Fig Tree-icide

Sometimes the gospel passages we read at Holy Mass can seem jumbled. And sometimes Lord Jesus seems to do inexplicable, arbitrary things.

Jumbled: He’s hungry. No fruit on the fig tree. Then He’s in Jerusalem, cleansing the Temple of moneychangers. The chief priests and scribes want Him dead. Next thing we know, He’s walking along again blithely with His disciples. He uses the withered fig tree to teach a lesson.

Jumbled. Also arbitrary: He cursed the fig tree for bearing no fruit during the no-fruit season. Then He uses this act of tree-icide to teach a lesson about forgiving enemies and humble prayer.

Jumbled. Arbitrary. Incongruous. Well…

Fig tree appears as a recurrent theme in the doctrine of Christ. 1) The parable of the barren fig tree teaches us about the immeasurable patience of Almighty God. The short-sighted owner wants to cut the tree down, but the sweet, old gardener says, Hold on. Let’s give the tree one more year.

2) The signs of a fig tree ripening—leaves sprouting, fruit buds appearing, growing, softening—Christ invokes all this as an image of the coming divine judgment. We see the signs of fruit coming, and we know what season it is.
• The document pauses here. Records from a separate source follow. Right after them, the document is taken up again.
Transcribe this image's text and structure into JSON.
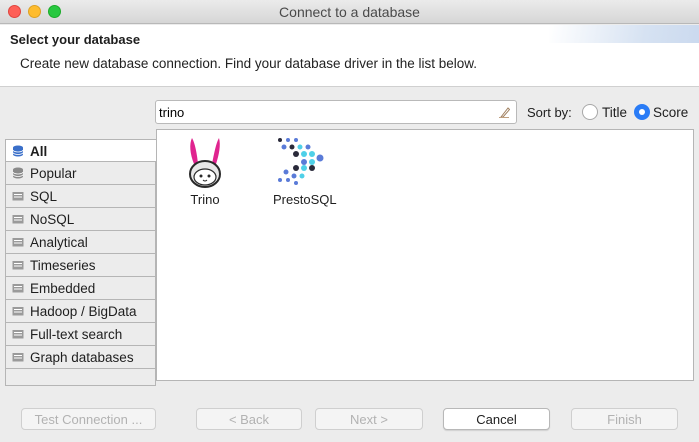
{
  "window": {
    "title": "Connect to a database"
  },
  "header": {
    "title": "Select your database",
    "description": "Create new database connection. Find your database driver in the list below."
  },
  "search": {
    "value": "trino"
  },
  "sort": {
    "label": "Sort by:",
    "options": [
      "Title",
      "Score"
    ],
    "selected": "Score"
  },
  "categories": [
    {
      "label": "All",
      "active": true
    },
    {
      "label": "Popular"
    },
    {
      "label": "SQL"
    },
    {
      "label": "NoSQL"
    },
    {
      "label": "Analytical"
    },
    {
      "label": "Timeseries"
    },
    {
      "label": "Embedded"
    },
    {
      "label": "Hadoop / BigData"
    },
    {
      "label": "Full-text search"
    },
    {
      "label": "Graph databases"
    }
  ],
  "drivers": [
    {
      "label": "Trino",
      "icon": "trino-bunny-icon"
    },
    {
      "label": "PrestoSQL",
      "icon": "prestosql-dots-icon"
    }
  ],
  "buttons": {
    "test": "Test Connection ...",
    "back": "< Back",
    "next": "Next >",
    "cancel": "Cancel",
    "finish": "Finish"
  },
  "colors": {
    "accent": "#2a7cf6",
    "trino_pink": "#e0248f",
    "presto_cyan": "#4fd0e8",
    "presto_blue": "#5a7bd8"
  }
}
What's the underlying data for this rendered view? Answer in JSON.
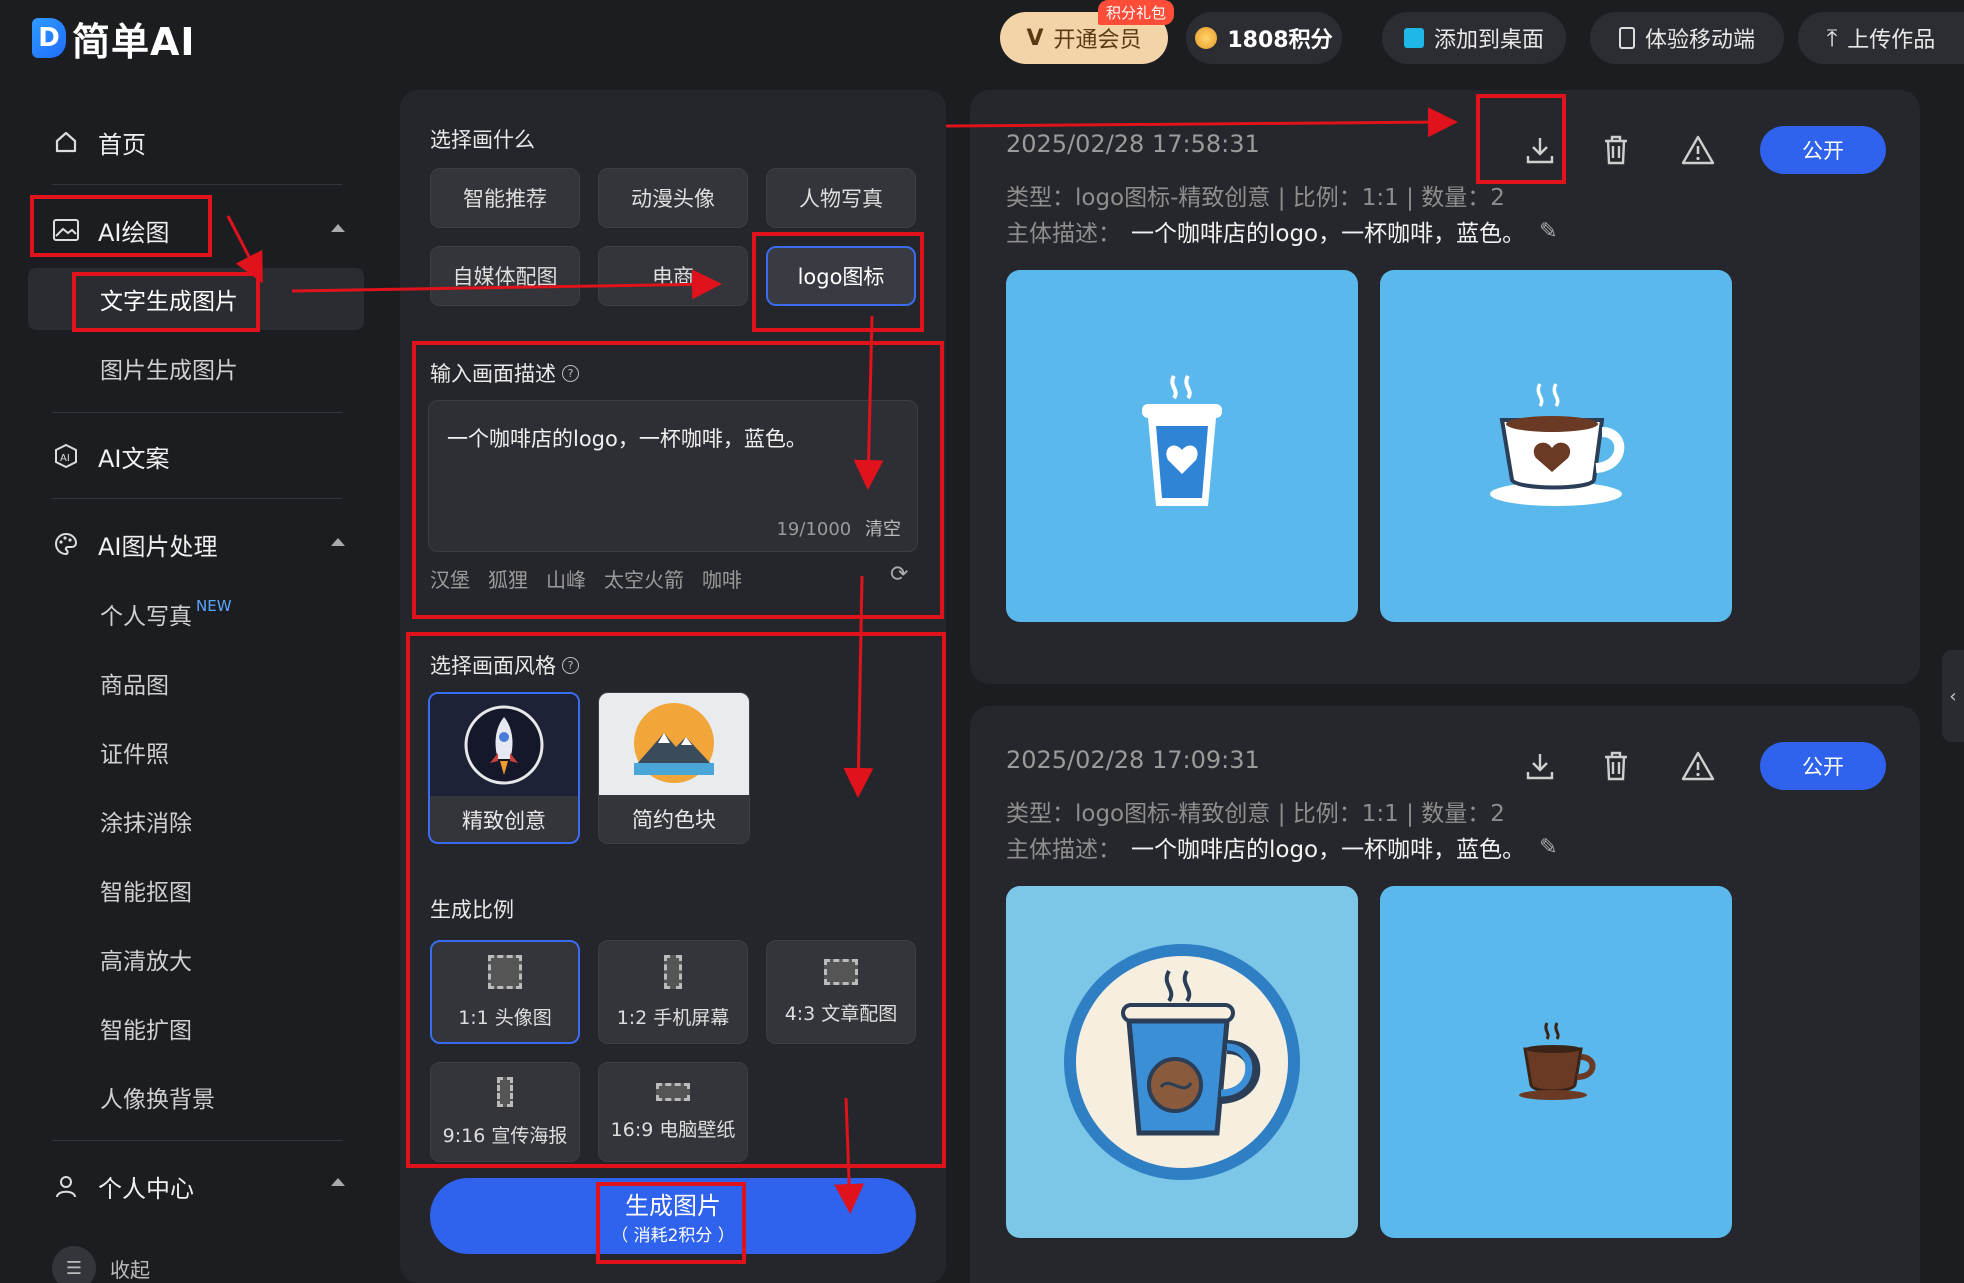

Just so, we see the signs that all of us will surely die, so we know that divine judgment will come.

figTherefore, I would humbly submit that nothing about today’s gospel passage is jumbled, nor arbitrary, nor incongruous.

The fact that unifies it all is the same fact that unifies our lives. Christ has redeemed us. His Precious Blood has cleansed us and made us ready to withstand divine judgment.

Because of this, the temple of our consciences can be cleansed by our encounters with Christ crucified in the sacraments of Baptism and Penance. And these encounters make us merciful and forgiving, so that we can pray with eager, open hearts for the salvation of all and the coming of the Kingdom.

Christ cursing that poor fig tree was not an act of hard-hearted contempt for the environment. Quite the contrary. He cares so much about us that our souls are like the figs He so desperately wants to have. We ripen for Him by our honest encounters with Divine Mercy. And we bear fruit as apostles of mercy by patiently forgiving others, bearing with them, loving them to the end.